According to realtor Town & Country Real Estate, total sales volume in East Hampton fell 53% from a year ago to $44.7 million as the median sale price fell 54% to $2.38 million. In fact, a drop this steep has not been observed since the financial crisis.
A beachfront residence is seen in East Hampton, New York, March 16, 2016.
In Southampton, total sales fell 48% from the second quarter of 2015 to $45.3 million, with the median sale price falling 21 percent to $1.65 million, data showed.
In East Hampton, only 12 homes were sold and 17 in larger Southampton, due to a lack of inventory and because sales typically lag when the stock market underperforms, said Judi Desiderio, chief executive at Town & Country.

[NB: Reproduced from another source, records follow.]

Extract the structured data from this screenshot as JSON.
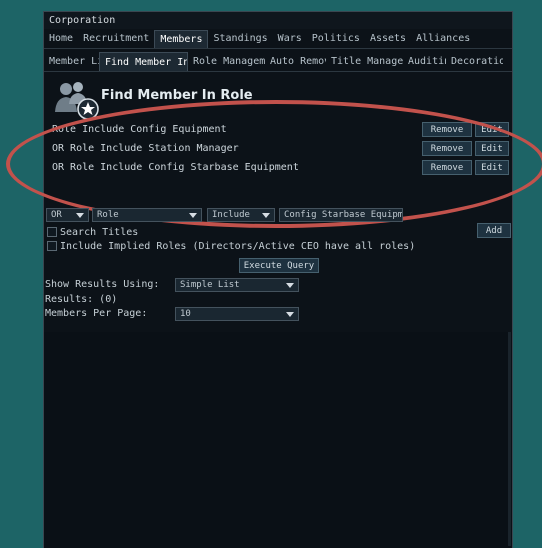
{
  "window": {
    "title": "Corporation"
  },
  "tabs_main": [
    "Home",
    "Recruitment",
    "Members",
    "Standings",
    "Wars",
    "Politics",
    "Assets",
    "Alliances"
  ],
  "tabs_sub": [
    "Member Li",
    "Find Member In R",
    "Role Manageme",
    "Auto Remov",
    "Title Manageme",
    "Auditin",
    "Decoratior"
  ],
  "header": {
    "title": "Find Member In Role"
  },
  "criteria": [
    {
      "text": "Role Include Config Equipment",
      "remove": "Remove",
      "edit": "Edit"
    },
    {
      "text": "OR Role Include Station Manager",
      "remove": "Remove",
      "edit": "Edit"
    },
    {
      "text": "OR Role Include Config Starbase Equipment",
      "remove": "Remove",
      "edit": "Edit"
    }
  ],
  "query": {
    "logic": "OR",
    "field": "Role",
    "op": "Include",
    "value": "Config Starbase Equipme",
    "add": "Add",
    "search_titles": "Search Titles",
    "include_implied": "Include Implied Roles (Directors/Active CEO have all roles)",
    "execute": "Execute Query"
  },
  "results": {
    "show_label": "Show Results Using:",
    "show_value": "Simple List",
    "count": "Results: (0)",
    "per_page_label": "Members Per Page:",
    "per_page_value": "10"
  },
  "colors": {
    "background": "#1d6466",
    "window": "#0c1218",
    "highlight": "#c2524c"
  }
}
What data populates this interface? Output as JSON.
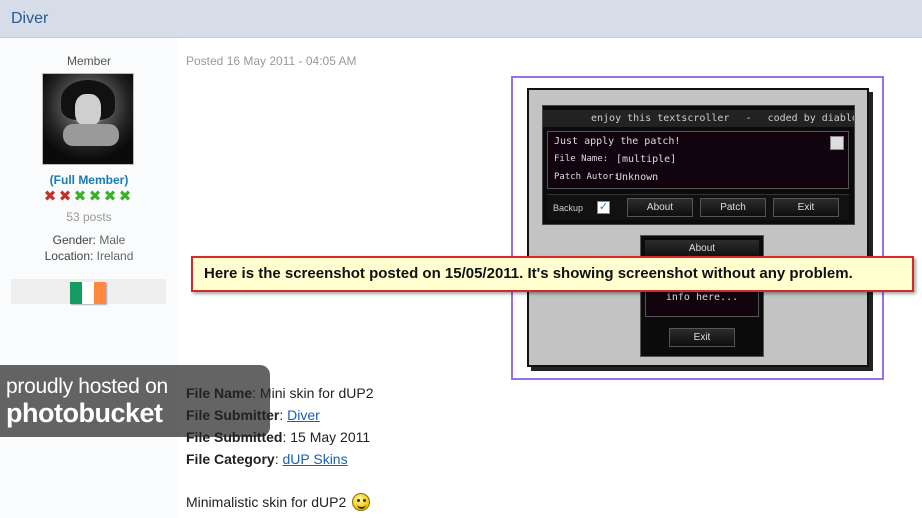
{
  "header": {
    "author_name": "Diver"
  },
  "profile": {
    "role": "Member",
    "group": "(Full Member)",
    "pips": [
      "red",
      "red",
      "green",
      "green",
      "green",
      "green"
    ],
    "posts": "53 posts",
    "gender_label": "Gender:",
    "gender_value": "Male",
    "location_label": "Location:",
    "location_value": "Ireland",
    "flag_colors": [
      "#169b62",
      "#ffffff",
      "#ff883e"
    ]
  },
  "post": {
    "posted": "Posted 16 May 2011 - 04:05 AM",
    "screenshot": {
      "scroller_text": [
        "enjoy this textscroller",
        "-",
        "coded by diablo"
      ],
      "log_line1": "Just apply the patch!",
      "file_name_label": "File Name:",
      "file_name_value": "[multiple]",
      "patch_autor_label": "Patch Autor:",
      "patch_autor_value": "Unknown",
      "backup_label": "Backup",
      "btn_about": "About",
      "btn_patch": "Patch",
      "btn_exit": "Exit",
      "about_title": "About",
      "about_text": "info here...",
      "about_exit": "Exit"
    },
    "callout": "Here is the screenshot posted on 15/05/2011. It's showing screenshot without any problem.",
    "watermark_line1": "proudly hosted on",
    "watermark_line2": "photobucket",
    "details": {
      "file_name_label": "File Name",
      "file_name_value": ": Mini skin for dUP2",
      "submitter_label": "File Submitter",
      "submitter_sep": ": ",
      "submitter_value": "Diver",
      "submitted_label": "File Submitted",
      "submitted_value": ": 15 May 2011",
      "category_label": "File Category",
      "category_sep": ": ",
      "category_value": "dUP Skins"
    },
    "description": "Minimalistic skin for dUP2"
  }
}
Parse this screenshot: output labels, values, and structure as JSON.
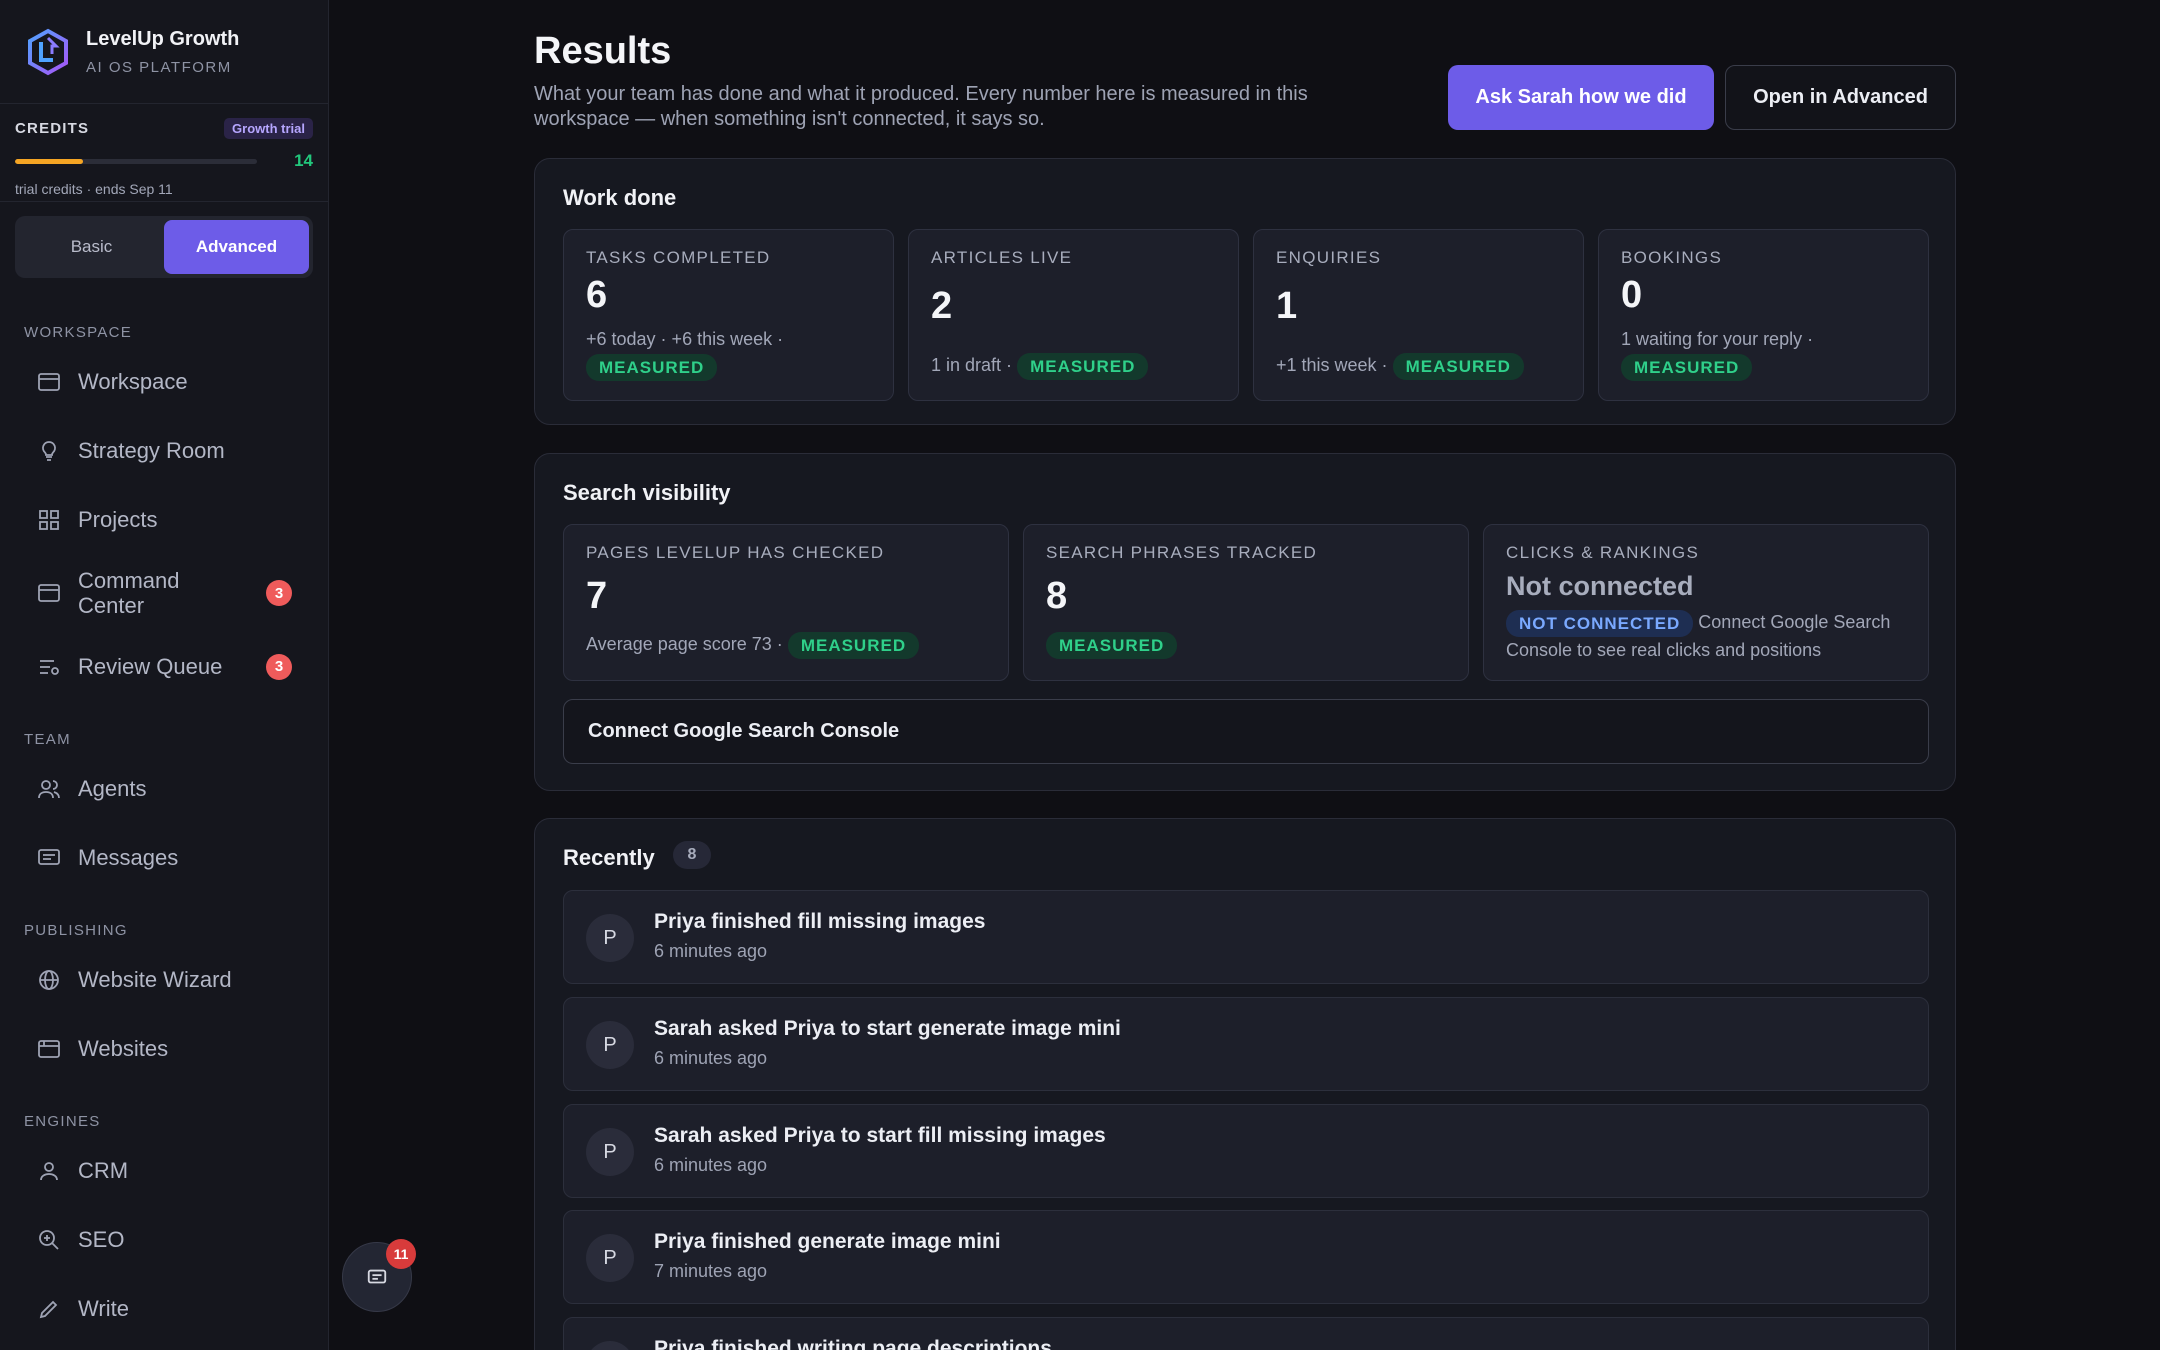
{
  "brand": {
    "name": "LevelUp Growth",
    "subtitle": "AI OS PLATFORM"
  },
  "credits": {
    "label": "CREDITS",
    "plan_badge": "Growth trial",
    "remaining": "14",
    "fill_fraction": 0.28,
    "note": "trial credits · ends Sep 11",
    "accent_color": "#f5a524"
  },
  "mode": {
    "basic": "Basic",
    "advanced": "Advanced",
    "selected": "Advanced"
  },
  "nav": {
    "workspace_heading": "WORKSPACE",
    "team_heading": "TEAM",
    "publishing_heading": "PUBLISHING",
    "engines_heading": "ENGINES",
    "items": {
      "workspace": "Workspace",
      "strategy_room": "Strategy Room",
      "projects": "Projects",
      "command_center": "Command Center",
      "command_center_badge": "3",
      "review_queue": "Review Queue",
      "review_queue_badge": "3",
      "agents": "Agents",
      "messages": "Messages",
      "website_wizard": "Website Wizard",
      "websites": "Websites",
      "crm": "CRM",
      "seo": "SEO",
      "write": "Write"
    }
  },
  "header": {
    "title": "Results",
    "subtitle": "What your team has done and what it produced. Every number here is measured in this workspace — when something isn't connected, it says so.",
    "ask_button": "Ask Sarah how we did",
    "advanced_button": "Open in Advanced"
  },
  "work_done": {
    "title": "Work done",
    "cards": [
      {
        "label": "TASKS COMPLETED",
        "value": "6",
        "meta": "+6 today · +6 this week ·",
        "pill": "MEASURED"
      },
      {
        "label": "ARTICLES LIVE",
        "value": "2",
        "meta": "1 in draft ·",
        "pill": "MEASURED"
      },
      {
        "label": "ENQUIRIES",
        "value": "1",
        "meta": "+1 this week ·",
        "pill": "MEASURED"
      },
      {
        "label": "BOOKINGS",
        "value": "0",
        "meta": "1 waiting for your reply ·",
        "pill": "MEASURED"
      }
    ]
  },
  "search_visibility": {
    "title": "Search visibility",
    "cards": [
      {
        "label": "PAGES LEVELUP HAS CHECKED",
        "value": "7",
        "meta": "Average page score 73 ·",
        "pill": "MEASURED"
      },
      {
        "label": "SEARCH PHRASES TRACKED",
        "value": "8",
        "meta": "",
        "pill": "MEASURED"
      },
      {
        "label": "CLICKS & RANKINGS",
        "value": "Not connected",
        "pill": "NOT CONNECTED",
        "meta": "Connect Google Search Console to see real clicks and positions"
      }
    ],
    "connect_button": "Connect Google Search Console"
  },
  "recently": {
    "title": "Recently",
    "count": "8",
    "items": [
      {
        "avatar": "P",
        "title": "Priya finished fill missing images",
        "time": "6 minutes ago"
      },
      {
        "avatar": "P",
        "title": "Sarah asked Priya to start generate image mini",
        "time": "6 minutes ago"
      },
      {
        "avatar": "P",
        "title": "Sarah asked Priya to start fill missing images",
        "time": "6 minutes ago"
      },
      {
        "avatar": "P",
        "title": "Priya finished generate image mini",
        "time": "7 minutes ago"
      },
      {
        "avatar": "P",
        "title": "Priya finished writing page descriptions",
        "time": ""
      }
    ]
  },
  "chat_fab": {
    "badge": "11",
    "icon": "chat-icon"
  },
  "colors": {
    "accent": "#6d5ce8",
    "measured": "#2fd08a",
    "not_connected": "#7aa9ff",
    "badge": "#ef5b5b"
  }
}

“This is just a shift of the needle that I expected because 2014 was a high cycle for the high end,” said Desiderio, who says luxury home sales in the Hamptons run in seven-year cycles. The stock market surged 30 percent in 2013, with record sales in excess of $100 million set the following year.
In the 12 submarkets that make up the Hamptons, sales volume slipped 18 percent from a year ago, with the median price falling to $999,000 from $1.1 million, Town & Country data showed.
Sales in the Hampton submarkets of Shelter Island and Sag Harbor surged after several years of poor performance. The median sale price in Sag Harbor jumped 37 percent to $1.43 million, and 27 percent to $950,000 in Shelter Island.
Despite the clear crash, local tealtors remain hopeful: third-quarter sales should pick up, in part because Wall Street touched record highs the past week and because the summer months are usually better, Desiderio said. Then again, if they don’t, what is merely a trickle of selling now will become an all out liquidation as the greater fool bid is now officially dead.